In a recent Discovery Analytics Center study with the World Wildlife Fund, Datta developed a framework that can apply machine learning on massive trade datasets to detect patterns of suspicious timber records that relate to possible illegal trade. He shared results of the study, “Detecting Suspicious Timber Trades,” at the Conference on Innovative Applications of Artificial Intelligence (IAAI) earlier this month.
The research involves analyzing, record-by-record, thousands of lines of export and import data.
“By analyzing available timber data, along with open source domain knowledge, we are trying to develop software and algorithms that will help flag suspicious timber at the border in real time. Such a human-machine approach can improve both efficiency and effectiveness,” Datta said.
Datta, a Ph.D. student majoring in computer science, is advised by Naren Ramakrishnan.
“Projects aimed at solving real world challenges with state of the art approaches that are not restricted to one area really piqued my interest in joining DAC,” said Datta. “DAC’s approach to research offers a breadth that is difficult to find.”

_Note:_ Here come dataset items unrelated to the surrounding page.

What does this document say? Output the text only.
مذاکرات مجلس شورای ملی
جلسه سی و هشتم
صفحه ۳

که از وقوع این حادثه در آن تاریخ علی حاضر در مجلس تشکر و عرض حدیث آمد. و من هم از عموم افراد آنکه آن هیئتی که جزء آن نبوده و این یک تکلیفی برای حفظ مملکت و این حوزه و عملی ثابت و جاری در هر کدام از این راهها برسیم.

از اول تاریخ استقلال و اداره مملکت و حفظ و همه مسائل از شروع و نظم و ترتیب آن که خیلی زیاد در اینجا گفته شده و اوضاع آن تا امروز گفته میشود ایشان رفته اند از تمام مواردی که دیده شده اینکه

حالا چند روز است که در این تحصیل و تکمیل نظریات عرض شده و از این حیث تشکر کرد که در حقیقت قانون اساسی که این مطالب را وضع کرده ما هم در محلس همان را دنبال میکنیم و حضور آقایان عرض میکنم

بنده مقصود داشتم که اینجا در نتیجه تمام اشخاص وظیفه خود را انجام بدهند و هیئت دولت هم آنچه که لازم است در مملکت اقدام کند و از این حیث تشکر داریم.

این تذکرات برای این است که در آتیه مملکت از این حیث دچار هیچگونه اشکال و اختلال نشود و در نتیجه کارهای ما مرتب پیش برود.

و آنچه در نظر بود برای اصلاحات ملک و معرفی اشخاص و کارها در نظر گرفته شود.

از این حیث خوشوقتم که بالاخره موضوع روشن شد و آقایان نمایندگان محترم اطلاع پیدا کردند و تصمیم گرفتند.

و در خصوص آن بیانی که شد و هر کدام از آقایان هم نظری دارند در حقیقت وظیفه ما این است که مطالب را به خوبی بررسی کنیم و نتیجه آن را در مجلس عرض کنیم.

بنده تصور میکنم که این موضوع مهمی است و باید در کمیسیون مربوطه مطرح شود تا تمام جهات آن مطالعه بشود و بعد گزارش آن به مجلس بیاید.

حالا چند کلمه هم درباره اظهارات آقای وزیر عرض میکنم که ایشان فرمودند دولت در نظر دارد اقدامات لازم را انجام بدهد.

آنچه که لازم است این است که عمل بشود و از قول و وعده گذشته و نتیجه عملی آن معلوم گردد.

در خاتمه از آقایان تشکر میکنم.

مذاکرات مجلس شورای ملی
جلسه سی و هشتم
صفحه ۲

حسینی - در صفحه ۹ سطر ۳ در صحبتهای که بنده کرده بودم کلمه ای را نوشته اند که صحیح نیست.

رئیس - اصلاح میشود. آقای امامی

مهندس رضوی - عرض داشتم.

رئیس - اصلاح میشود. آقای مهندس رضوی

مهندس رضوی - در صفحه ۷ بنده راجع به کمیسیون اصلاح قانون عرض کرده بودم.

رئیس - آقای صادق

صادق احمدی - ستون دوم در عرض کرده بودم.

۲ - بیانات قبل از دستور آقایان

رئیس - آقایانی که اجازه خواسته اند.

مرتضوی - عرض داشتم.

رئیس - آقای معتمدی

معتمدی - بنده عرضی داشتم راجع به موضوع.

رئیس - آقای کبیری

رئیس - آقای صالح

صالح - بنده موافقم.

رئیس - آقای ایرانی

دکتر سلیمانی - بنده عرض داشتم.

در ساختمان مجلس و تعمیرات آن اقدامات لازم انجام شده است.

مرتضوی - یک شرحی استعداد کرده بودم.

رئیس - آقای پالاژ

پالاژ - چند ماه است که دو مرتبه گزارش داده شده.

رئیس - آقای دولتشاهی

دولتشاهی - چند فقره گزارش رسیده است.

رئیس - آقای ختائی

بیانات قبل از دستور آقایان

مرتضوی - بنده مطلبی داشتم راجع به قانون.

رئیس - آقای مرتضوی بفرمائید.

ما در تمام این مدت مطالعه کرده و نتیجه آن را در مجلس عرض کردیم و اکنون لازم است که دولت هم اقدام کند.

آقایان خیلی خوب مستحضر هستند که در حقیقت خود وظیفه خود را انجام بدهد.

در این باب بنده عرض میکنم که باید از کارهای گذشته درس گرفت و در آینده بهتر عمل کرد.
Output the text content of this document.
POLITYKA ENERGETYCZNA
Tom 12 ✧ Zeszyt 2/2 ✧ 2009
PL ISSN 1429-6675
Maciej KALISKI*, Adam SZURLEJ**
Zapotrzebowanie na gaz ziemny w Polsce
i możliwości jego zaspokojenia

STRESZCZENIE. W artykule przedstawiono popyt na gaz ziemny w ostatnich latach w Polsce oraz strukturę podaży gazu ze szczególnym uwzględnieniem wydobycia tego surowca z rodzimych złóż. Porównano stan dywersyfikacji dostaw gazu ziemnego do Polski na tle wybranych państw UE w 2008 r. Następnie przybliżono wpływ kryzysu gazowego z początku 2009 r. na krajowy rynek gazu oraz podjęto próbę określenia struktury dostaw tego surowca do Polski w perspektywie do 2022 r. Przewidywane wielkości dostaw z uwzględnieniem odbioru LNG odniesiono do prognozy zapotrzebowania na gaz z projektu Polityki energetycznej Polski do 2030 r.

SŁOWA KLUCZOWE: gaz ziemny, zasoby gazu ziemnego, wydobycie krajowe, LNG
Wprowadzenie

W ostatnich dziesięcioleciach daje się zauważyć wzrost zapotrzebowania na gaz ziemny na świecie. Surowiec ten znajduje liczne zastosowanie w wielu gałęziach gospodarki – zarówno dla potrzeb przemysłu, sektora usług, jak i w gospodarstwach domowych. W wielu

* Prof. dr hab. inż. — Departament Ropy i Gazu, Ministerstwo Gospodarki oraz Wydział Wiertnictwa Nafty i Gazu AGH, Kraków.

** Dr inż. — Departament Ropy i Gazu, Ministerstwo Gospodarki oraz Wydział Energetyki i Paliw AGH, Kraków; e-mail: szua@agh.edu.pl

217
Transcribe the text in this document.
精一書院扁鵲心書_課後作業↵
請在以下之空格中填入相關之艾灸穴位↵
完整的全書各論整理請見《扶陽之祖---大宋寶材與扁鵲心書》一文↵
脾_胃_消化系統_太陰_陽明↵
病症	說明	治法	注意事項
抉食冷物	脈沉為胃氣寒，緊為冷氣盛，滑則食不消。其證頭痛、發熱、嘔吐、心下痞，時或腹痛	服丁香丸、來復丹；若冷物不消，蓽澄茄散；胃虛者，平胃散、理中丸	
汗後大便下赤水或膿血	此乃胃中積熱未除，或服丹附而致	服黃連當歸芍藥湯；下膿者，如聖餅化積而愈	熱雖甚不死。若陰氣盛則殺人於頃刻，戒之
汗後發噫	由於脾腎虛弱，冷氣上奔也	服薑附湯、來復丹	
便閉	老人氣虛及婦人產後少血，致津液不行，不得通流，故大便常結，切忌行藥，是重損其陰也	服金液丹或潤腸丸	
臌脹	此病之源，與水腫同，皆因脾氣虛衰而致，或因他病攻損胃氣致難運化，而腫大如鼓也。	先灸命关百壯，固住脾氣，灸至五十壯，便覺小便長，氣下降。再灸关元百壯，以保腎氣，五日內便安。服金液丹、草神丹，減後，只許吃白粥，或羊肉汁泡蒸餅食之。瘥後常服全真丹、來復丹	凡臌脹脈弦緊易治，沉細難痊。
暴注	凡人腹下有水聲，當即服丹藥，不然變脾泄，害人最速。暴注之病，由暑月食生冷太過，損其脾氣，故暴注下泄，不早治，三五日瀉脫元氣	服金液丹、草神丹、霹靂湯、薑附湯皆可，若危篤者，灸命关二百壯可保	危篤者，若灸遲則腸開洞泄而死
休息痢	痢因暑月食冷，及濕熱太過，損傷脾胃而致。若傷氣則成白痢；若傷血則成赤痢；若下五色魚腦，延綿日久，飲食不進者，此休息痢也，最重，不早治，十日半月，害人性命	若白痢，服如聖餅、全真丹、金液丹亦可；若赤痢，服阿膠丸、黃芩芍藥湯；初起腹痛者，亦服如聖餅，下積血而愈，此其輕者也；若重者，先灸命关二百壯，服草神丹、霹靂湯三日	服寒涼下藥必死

Flexibility to explore research areas and opportunities to collaborate on interesting projects and learn from people having a myriad of interests are major positive aspects of being a DAC student, he said.
Datta earned a bachelor of engineering in computer science and engineering from Jadavpur University, India, and was a software development engineer at Yahoo, Inc. both in Bangalore, India, and in Sunnyvale, California, prior to pursuing his Ph.D.
He is projected to graduate in Fall 2021. After graduation, Datta said he “would like to continue in research, probably in a lab that carries on work with practical applications.”